"Jaime", le digo mientras arranco, "abre bien los ojos, a ver si los ves". "¡Alba!", él está agitado, "¡mira tú también!". Pero Alba ni siquiera había reparado en la joven pareja. El pequeño, sentado en su asiento, se mete el dedo pulgar en la boca; lo hace siempre que va a dormir. Elijo una ruta; en realidad, no elijo, pues tomo la de siempre: soy de piñón fijo, como dice mi esposa. "¡Ahí está el padre!" -dice Jaime, al subir por una avenida. Se lo ha tomado muy en serio: la ventanilla del coche bajada, la cabeza fuera, mirando como quien busca un taxi. Paro el coche, en cuanto puedo, y me lanzo a la carrera en dirección a la pareja; Jaime viene conmigo: es pura adrenalina; yo también. Era un tipo fuerte, creo. Habrá que enseñar los dientes. Como diga de pincharme...Rebaso a la madre con las dos niñas y me encaro con el muchacho: "¡Devuélveme lo que me has cogido!", mientras hago el típico movimiento con la mano derecha. No parece sorprenderse, y empieza a emitir sonidos entrecortados. Resulta que es mudo. Llega la madre y me dice que han tirado el bolso en un contenedor de basura, más arriba. "Pues ahora mismo, me acompañáis a donde está". Se muestran dóciles, y ella empieza a decir una serie de mentiras hilvanadas sobre la marcha. Está muy tranquila, y yo me voy calmando. El muchacho señala con el dedo e intenta explicarme que ha sido la niña mayor la que ha cogido el bolso. La madre ratifica la versión del joven, pero la niña protesta: "¡Yo no lo he cogido!". Sonrío, no tiene sentido discutir.
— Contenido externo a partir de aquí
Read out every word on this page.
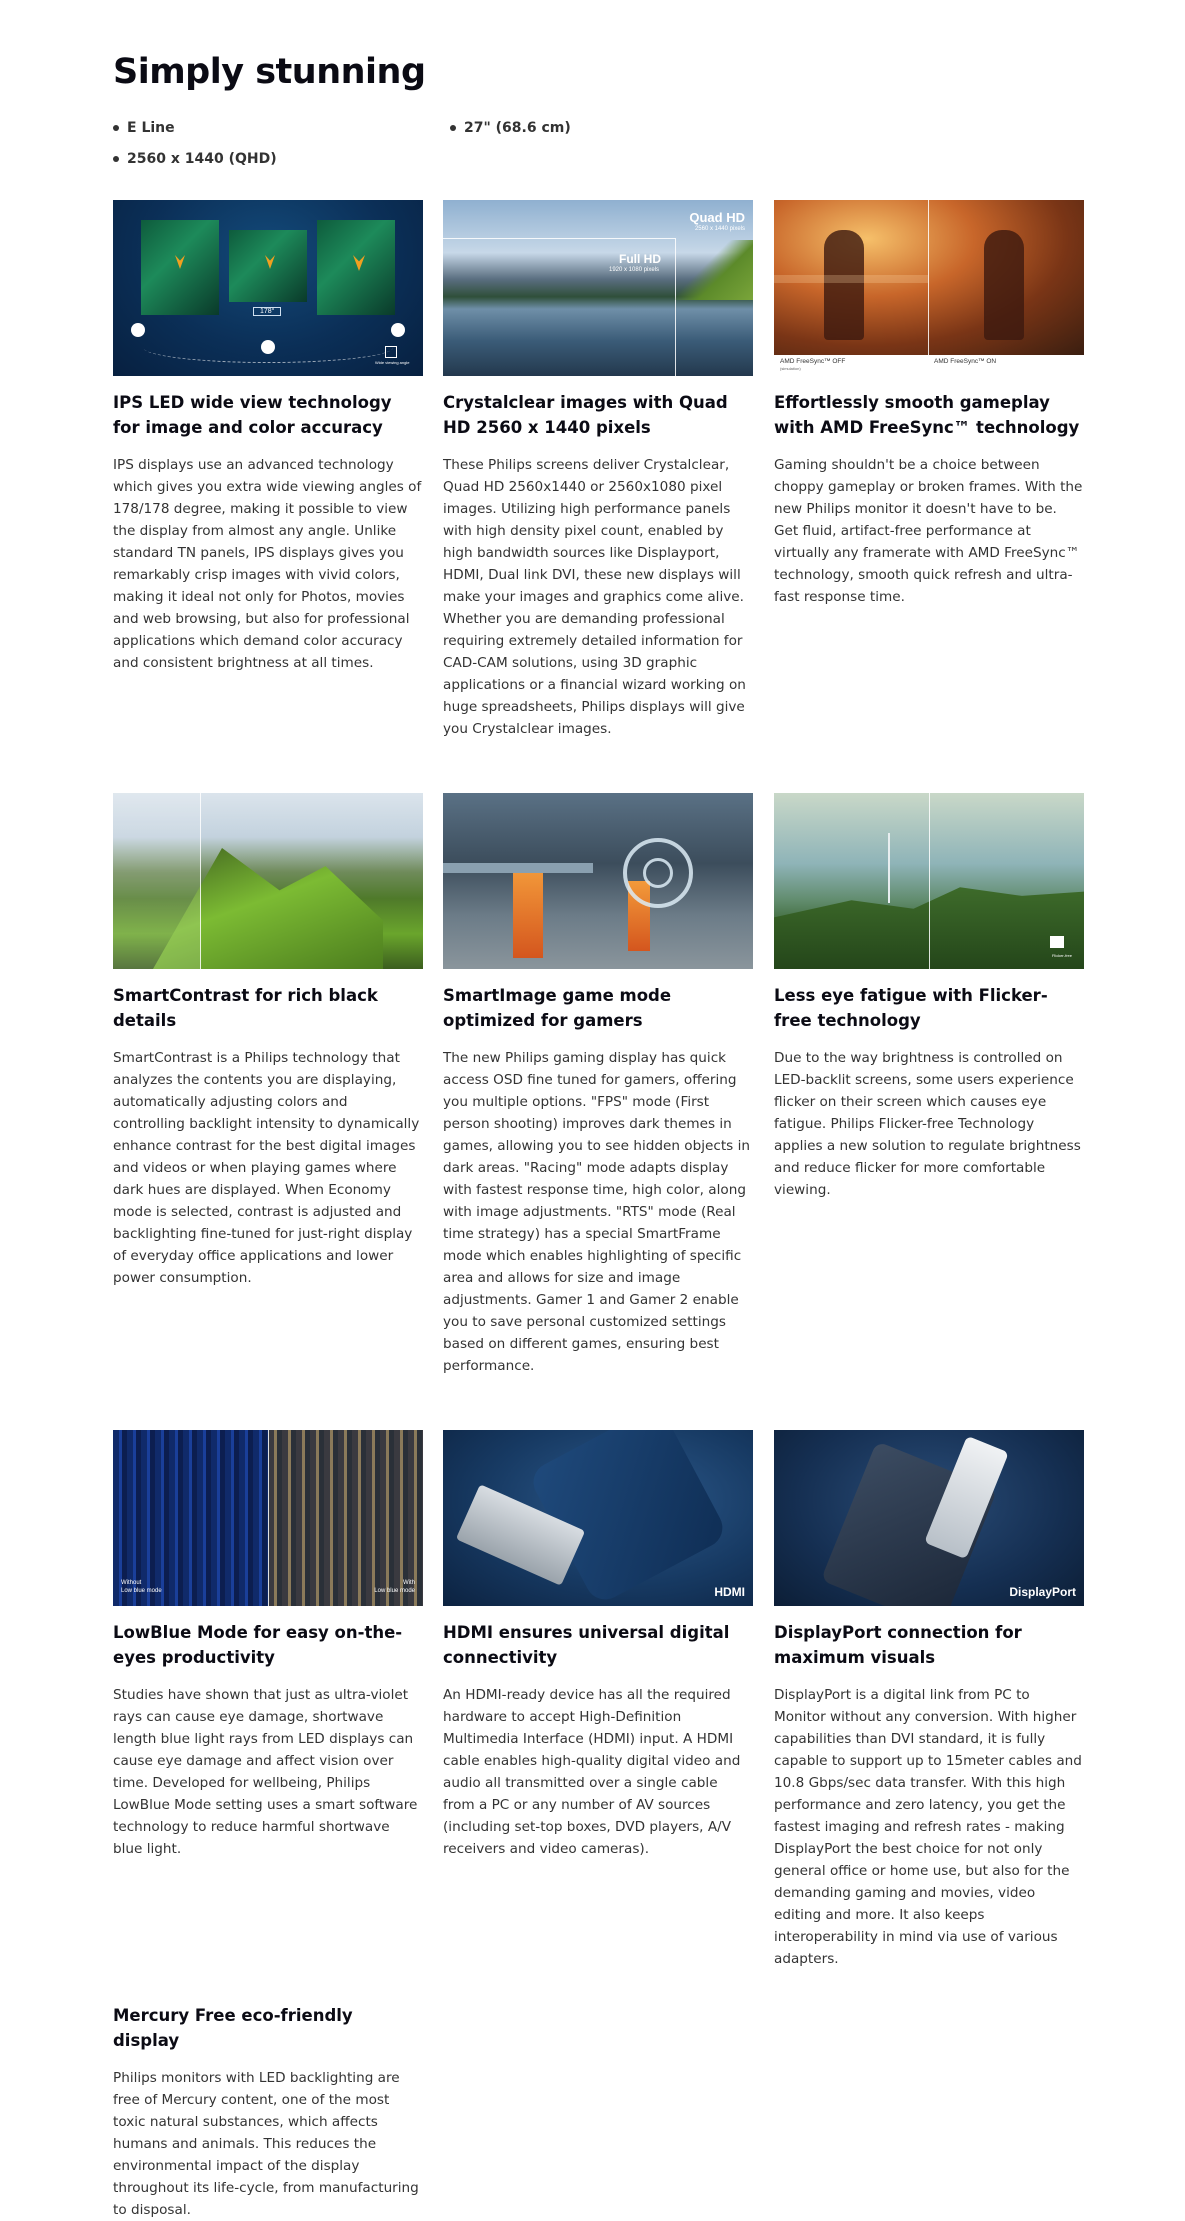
Simply stunning
E Line	27" (68.6 cm)
2560 x 1440 (QHD)
178°
Wide viewing angle
IPS LED wide view technology for image and color accuracy

IPS displays use an advanced technology which gives you extra wide viewing angles of 178/178 degree, making it possible to view the display from almost any angle. Unlike standard TN panels, IPS displays gives you remarkably crisp images with vivid colors, making it ideal not only for Photos, movies and web browsing, but also for professional applications which demand color accuracy and consistent brightness at all times.

Quad HD
2560 x 1440 pixels
Full HD
1920 x 1080 pixels
Crystalclear images with Quad HD 2560 x 1440 pixels

These Philips screens deliver Crystalclear, Quad HD 2560x1440 or 2560x1080 pixel images. Utilizing high performance panels with high density pixel count, enabled by high bandwidth sources like Displayport, HDMI, Dual link DVI, these new displays will make your images and graphics come alive. Whether you are demanding professional requiring extremely detailed information for CAD-CAM solutions, using 3D graphic applications or a financial wizard working on huge spreadsheets, Philips displays will give you Crystalclear images.

AMD FreeSync™ OFF
(simulation)
AMD FreeSync™ ON
Effortlessly smooth gameplay with AMD FreeSync™ technology

Gaming shouldn't be a choice between choppy gameplay or broken frames. With the new Philips monitor it doesn't have to be. Get fluid, artifact-free performance at virtually any framerate with AMD FreeSync™ technology, smooth quick refresh and ultra-fast response time.

SmartContrast for rich black details

SmartContrast is a Philips technology that analyzes the contents you are displaying, automatically adjusting colors and controlling backlight intensity to dynamically enhance contrast for the best digital images and videos or when playing games where dark hues are displayed. When Economy mode is selected, contrast is adjusted and backlighting fine-tuned for just-right display of everyday office applications and lower power consumption.

SmartImage game mode optimized for gamers

The new Philips gaming display has quick access OSD fine tuned for gamers, offering you multiple options. "FPS" mode (First person shooting) improves dark themes in games, allowing you to see hidden objects in dark areas. "Racing" mode adapts display with fastest response time, high color, along with image adjustments. "RTS" mode (Real time strategy) has a special SmartFrame mode which enables highlighting of specific area and allows for size and image adjustments. Gamer 1 and Gamer 2 enable you to save personal customized settings based on different games, ensuring best performance.

Flicker-free
Less eye fatigue with Flicker-free technology

Due to the way brightness is controlled on LED-backlit screens, some users experience flicker on their screen which causes eye fatigue. Philips Flicker-free Technology applies a new solution to regulate brightness and reduce flicker for more comfortable viewing.

Without
Low blue mode
With
Low blue mode
LowBlue Mode for easy on-the-eyes productivity

Studies have shown that just as ultra-violet rays can cause eye damage, shortwave length blue light rays from LED displays can cause eye damage and affect vision over time. Developed for wellbeing, Philips LowBlue Mode setting uses a smart software technology to reduce harmful shortwave blue light.

HDMI
HDMI ensures universal digital connectivity

An HDMI-ready device has all the required hardware to accept High-Definition Multimedia Interface (HDMI) input. A HDMI cable enables high-quality digital video and audio all transmitted over a single cable from a PC or any number of AV sources (including set-top boxes, DVD players, A/V receivers and video cameras).

DisplayPort
DisplayPort connection for maximum visuals

DisplayPort is a digital link from PC to Monitor without any conversion. With higher capabilities than DVI standard, it is fully capable to support up to 15meter cables and 10.8 Gbps/sec data transfer. With this high performance and zero latency, you get the fastest imaging and refresh rates - making DisplayPort the best choice for not only general office or home use, but also for the demanding gaming and movies, video editing and more. It also keeps interoperability in mind via use of various adapters.

Mercury Free eco-friendly display

Philips monitors with LED backlighting are free of Mercury content, one of the most toxic natural substances, which affects humans and animals. This reduces the environmental impact of the display throughout its life-cycle, from manufacturing to disposal.
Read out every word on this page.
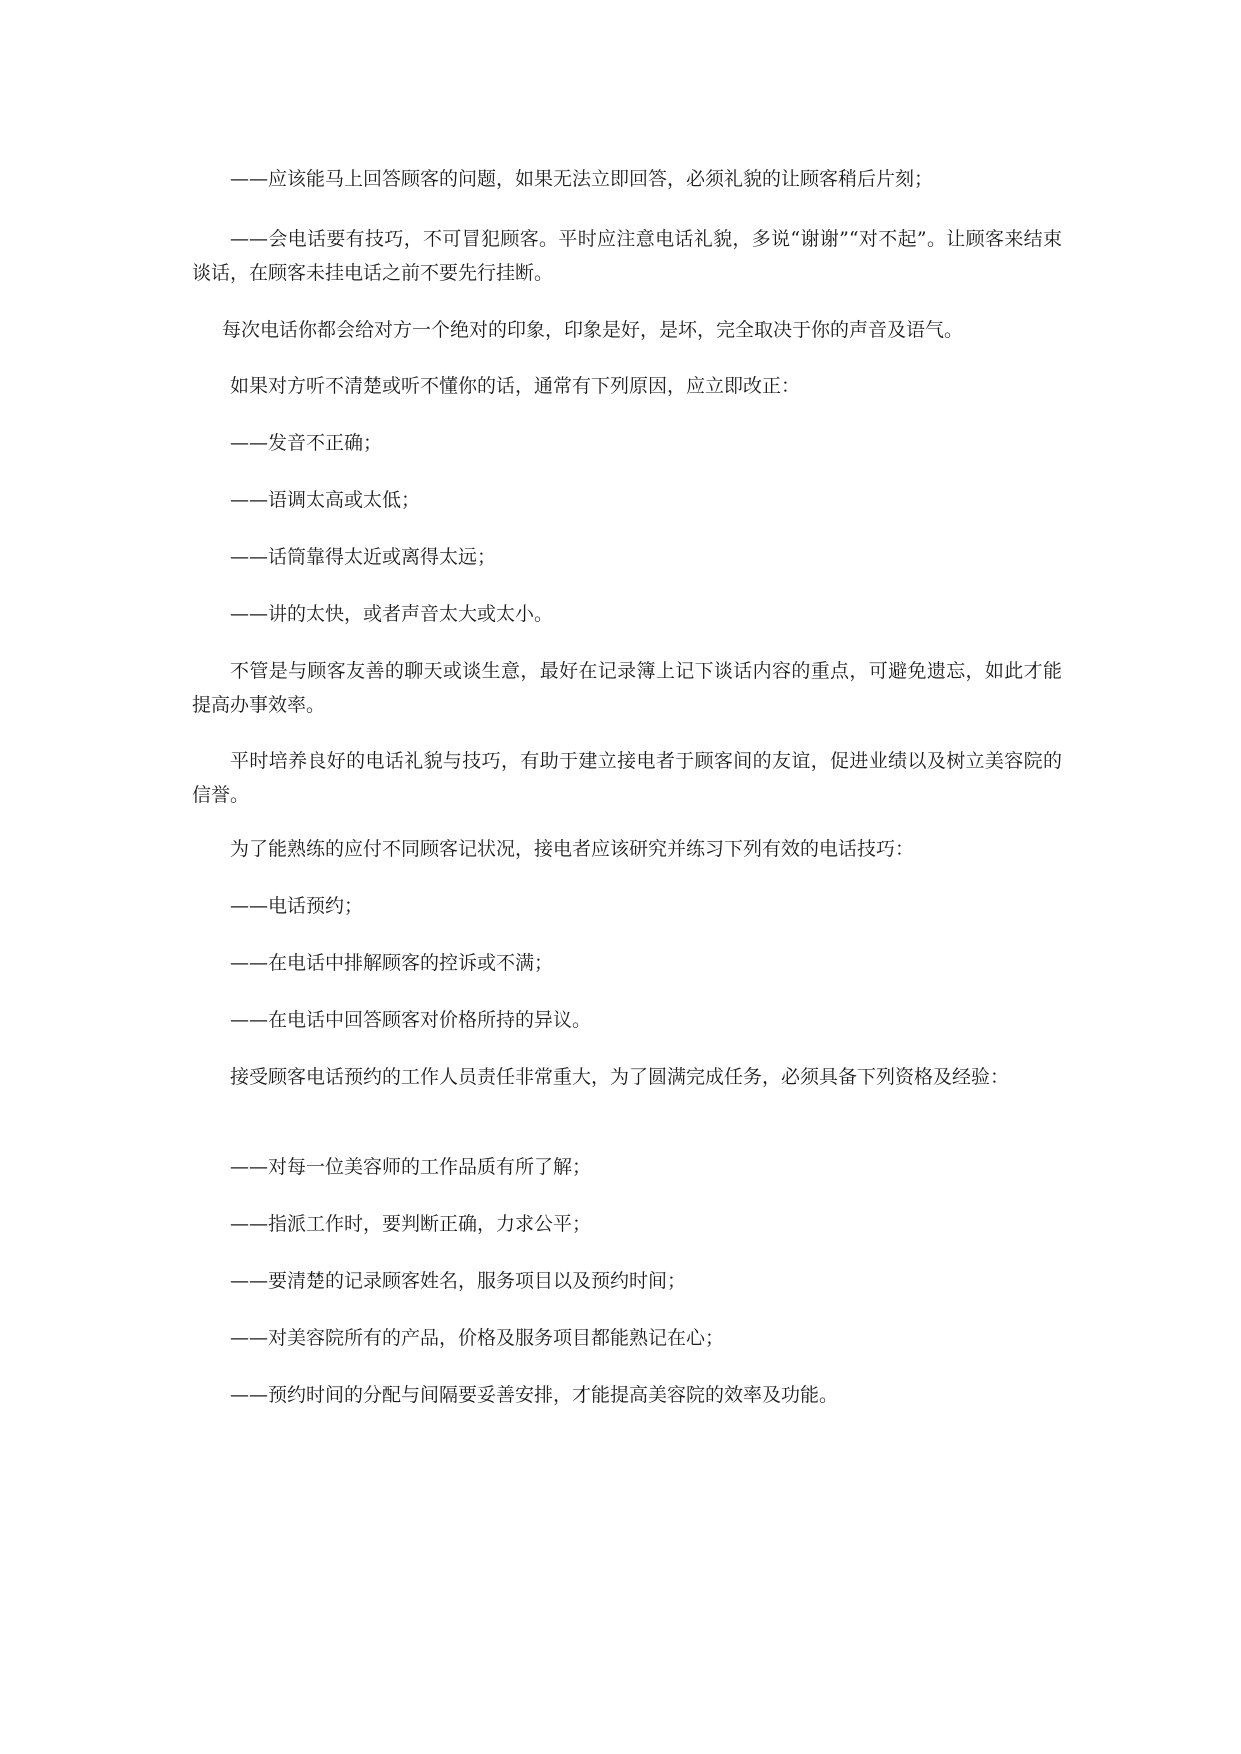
——应该能马上回答顾客的问题，如果无法立即回答，必须礼貌的让顾客稍后片刻；

——会电话要有技巧，不可冒犯顾客。平时应注意电话礼貌，多说“谢谢”“对不起”。让顾客来结束谈话，在顾客未挂电话之前不要先行挂断。

每次电话你都会给对方一个绝对的印象，印象是好，是坏，完全取决于你的声音及语气。

如果对方听不清楚或听不懂你的话，通常有下列原因，应立即改正：

——发音不正确；

——语调太高或太低；

——话筒靠得太近或离得太远；

——讲的太快，或者声音太大或太小。

不管是与顾客友善的聊天或谈生意，最好在记录簿上记下谈话内容的重点，可避免遗忘，如此才能提高办事效率。

平时培养良好的电话礼貌与技巧，有助于建立接电者于顾客间的友谊，促进业绩以及树立美容院的信誉。

为了能熟练的应付不同顾客记状况，接电者应该研究并练习下列有效的电话技巧：

——电话预约；

——在电话中排解顾客的控诉或不满；

——在电话中回答顾客对价格所持的异议。

接受顾客电话预约的工作人员责任非常重大，为了圆满完成任务，必须具备下列资格及经验：

——对每一位美容师的工作品质有所了解；

——指派工作时，要判断正确，力求公平；

——要清楚的记录顾客姓名，服务项目以及预约时间；

——对美容院所有的产品，价格及服务项目都能熟记在心；

——预约时间的分配与间隔要妥善安排，才能提高美容院的效率及功能。
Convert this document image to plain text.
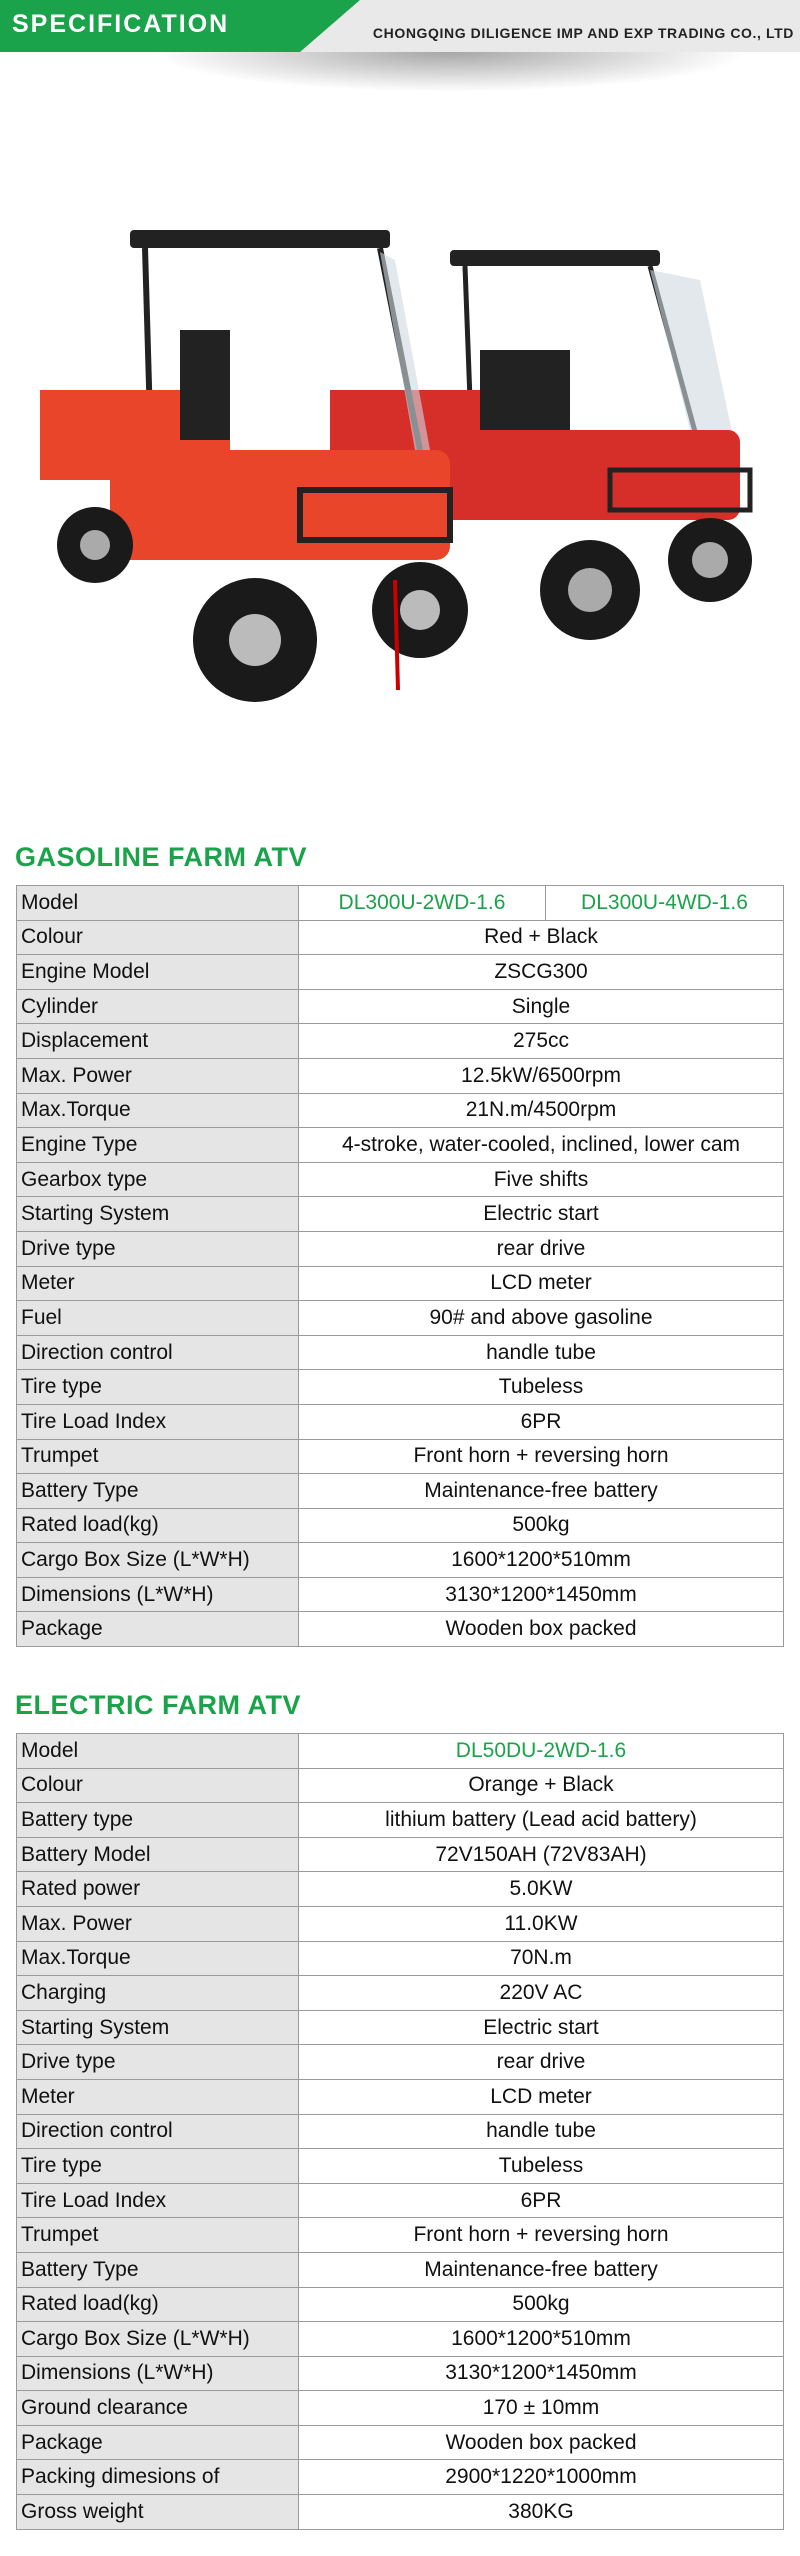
SPECIFICATION	CHONGQING DILIGENCE IMP AND EXP TRADING CO., LTD
GASOLINE FARM ATV
Model	DL300U-2WD-1.6	DL300U-4WD-1.6
Colour	Red + Black	
Engine Model	ZSCG300	
Cylinder	Single	
Displacement	275cc	
Max. Power	12.5kW/6500rpm	
Max.Torque	21N.m/4500rpm	
Engine Type	4-stroke, water-cooled, inclined, lower cam	
Gearbox type	Five shifts	
Starting System	Electric start	
Drive type	rear drive	
Meter	LCD meter	
Fuel	90# and above gasoline	
Direction control	handle tube	
Tire type	Tubeless	
Tire Load Index	6PR	
Trumpet	Front horn + reversing horn	
Battery Type	Maintenance-free battery	
Rated load(kg)	500kg	
Cargo Box Size (L*W*H)	1600*1200*510mm	
Dimensions (L*W*H)	3130*1200*1450mm	
Package	Wooden box packed	
ELECTRIC FARM ATV
Model	DL50DU-2WD-1.6
Colour	Orange + Black
Battery type	lithium battery (Lead acid battery)
Battery Model	72V150AH (72V83AH)
Rated power	5.0KW
Max. Power	11.0KW
Max.Torque	70N.m
Charging	220V AC
Starting System	Electric start
Drive type	rear drive
Meter	LCD meter
Direction control	handle tube
Tire type	Tubeless
Tire Load Index	6PR
Trumpet	Front horn + reversing horn
Battery Type	Maintenance-free battery
Rated load(kg)	500kg
Cargo Box Size (L*W*H)	1600*1200*510mm
Dimensions (L*W*H)	3130*1200*1450mm
Ground clearance	170 ± 10mm
Package	Wooden box packed
Packing dimesions of	2900*1220*1000mm
Gross weight	380KG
Unos minutos después (ella insiste en explicarme que lo ha tirado, porque para qué lo quiere), llegamos al dichoso contenedor. "¡Coge el bolso!" ordena la joven al muchacho. Se inclina sobre el borde, mete la mano y ahí está. "Comprueba que lo tienes todo", me dice. "Yo, ¿para qué quiero un bolso lleno de tarjetas?". Supongo que es la desfachatez que da la necesidad. No salgo de mi asombro, pero estoy tan contento de haber recuperado la billetera, que no reparo en lo que dice. Está completa, todas las tarjetas y mi DNI; sólo faltan unas monedas. No se las voy a pedir. Está también la estampa de San Josemaría que un muchacho me entregó al entrar en la Catedral. "Toma, esto para ti" -le digo a la madre; está claro que ella lleva la voz cantante. "¿Esto qué es?", pregunta y por primera vez, veo sorpresa en sus ojos. "Una estampa de un santo, para que le reces". Miro a la pequeña, y le paso suavemente el dedo índice por la mejilla; me sonríe abiertamente. Nos marchamos en busca del coche, con prisa; quiero darle la buena noticia a Alba. A unos metros del vehículo, levanto el bolso con la mano derecha, a modo de trofeo.Cuando entro en el coche, Alba está feliz. "¿Has rezado?" -le pregunto. "Sí, a San Josemaría, y a la abuela".